Minister of Education, Youth and Information, Senator the Hon. Ruel Reid, says Patois must be regarded as a first language for persons who have little exposure to the English language.
The Minister argued that there should be an acceptance that the first language of Jamaica is Patois, and teachers need to always consider that reality as they do the “transition” of the dialect to standard English.
“The best practice is to teach standard English, for those of us who come out of a culture of Patois, as a second language,” he said.
Senator Reid was delivering the keynote address at the launch of the book – ‘Jamaican Mi Seh Mi ABCs’ – written by Communicator Valrie Kemp-Davis, in August Town, St. Andrew, on July 31.
The Minister said educators must be alerted to how children understand English and Patois, especially during the early years of enrolment in the formal school system.
“If you are teaching students who can’t understand in the language that you are speaking, then learning is not taking place,” he told the gathering of school- children, community leaders and personnel from the University of the West Indies, Mona Campus, and the University of Technology (UTech).

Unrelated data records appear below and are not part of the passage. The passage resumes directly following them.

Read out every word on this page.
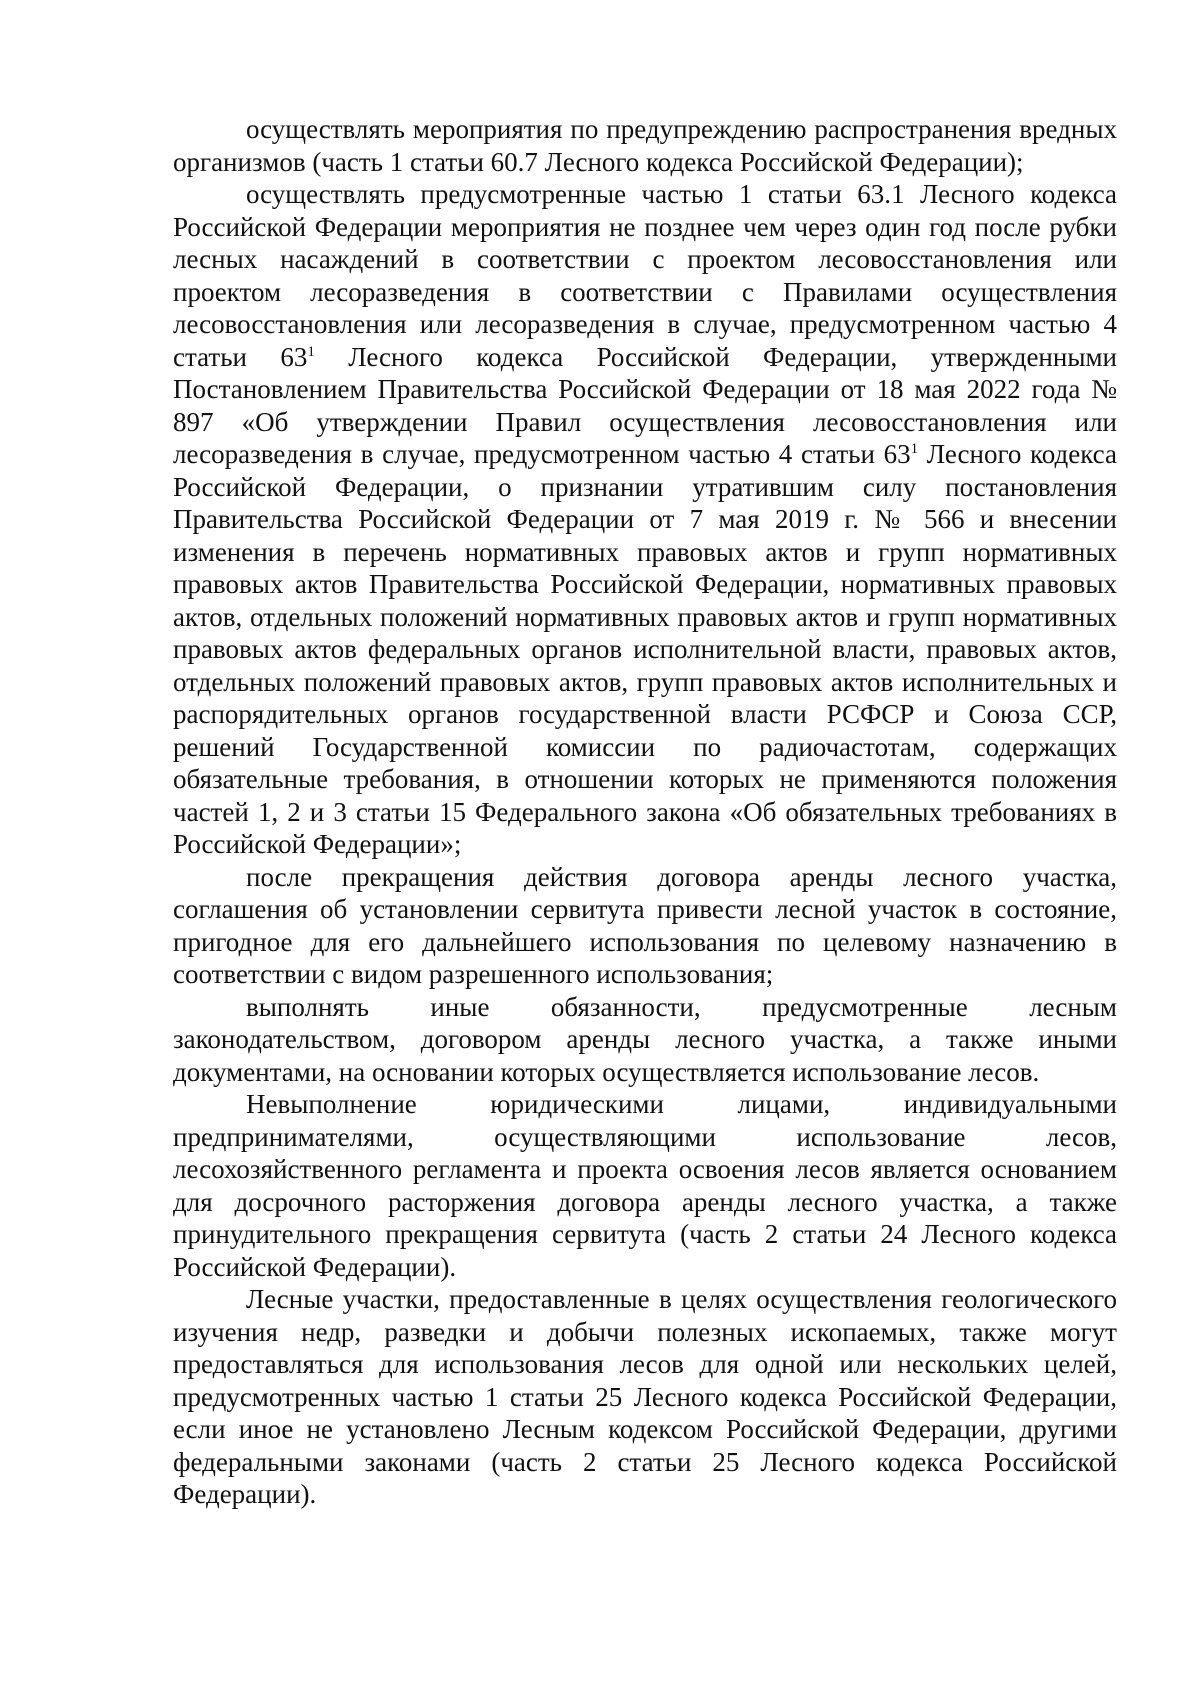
осуществлять мероприятия по предупреждению распространения вредных организмов (часть 1 статьи 60.7 Лесного кодекса Российской Федерации);

осуществлять предусмотренные частью 1 статьи 63.1 Лесного кодекса Российской Федерации мероприятия не позднее чем через один год после рубки лесных насаждений в соответствии с проектом лесовосстановления или проектом лесоразведения в соответствии с Правилами осуществления лесовосстановления или лесоразведения в случае, предусмотренном частью 4 статьи $63^1$ Лесного кодекса Российской Федерации, утвержденными Постановлением Правительства Российской Федерации от 18 мая 2022 года № 897 «Об утверждении Правил осуществления лесовосстановления или лесоразведения в случае, предусмотренном частью 4 статьи $63^1$ Лесного кодекса Российской Федерации, о признании утратившим силу постановления Правительства Российской Федерации от 7 мая 2019 г. № 566 и внесении изменения в перечень нормативных правовых актов и групп нормативных правовых актов Правительства Российской Федерации, нормативных правовых актов, отдельных положений нормативных правовых актов и групп нормативных правовых актов федеральных органов исполнительной власти, правовых актов, отдельных положений правовых актов, групп правовых актов исполнительных и распорядительных органов государственной власти РСФСР и Союза ССР, решений Государственной комиссии по радиочастотам, содержащих обязательные требования, в отношении которых не применяются положения частей 1, 2 и 3 статьи 15 Федерального закона «Об обязательных требованиях в Российской Федерации»;

после прекращения действия договора аренды лесного участка, соглашения об установлении сервитута привести лесной участок в состояние, пригодное для его дальнейшего использования по целевому назначению в соответствии с видом разрешенного использования;

выполнять иные обязанности, предусмотренные лесным законодательством, договором аренды лесного участка, а также иными документами, на основании которых осуществляется использование лесов.

Невыполнение юридическими лицами, индивидуальными предпринимателями, осуществляющими использование лесов, лесохозяйственного регламента и проекта освоения лесов является основанием для досрочного расторжения договора аренды лесного участка, а также принудительного прекращения сервитута (часть 2 статьи 24 Лесного кодекса Российской Федерации).

Лесные участки, предоставленные в целях осуществления геологического изучения недр, разведки и добычи полезных ископаемых, также могут предоставляться для использования лесов для одной или нескольких целей, предусмотренных частью 1 статьи 25 Лесного кодекса Российской Федерации, если иное не установлено Лесным кодексом Российской Федерации, другими федеральными законами (часть 2 статьи 25 Лесного кодекса Российской Федерации).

He said the book has brought back the nation to the reality of understanding Patois and standard English.
The Minister told the audience that while Patois is being validated, there is an opportunity for the learning of English, Spanish and other languages as that is “what education is about.”
Also at the launch were: Member of Parliament for Eastern St. Andrew, Hon. Fayval Williams, who is also State Minister in the Ministry of Finance and the Public Service; and Sub-Officer in charge of the August Town Police Station, Inspector Stephen Taylor.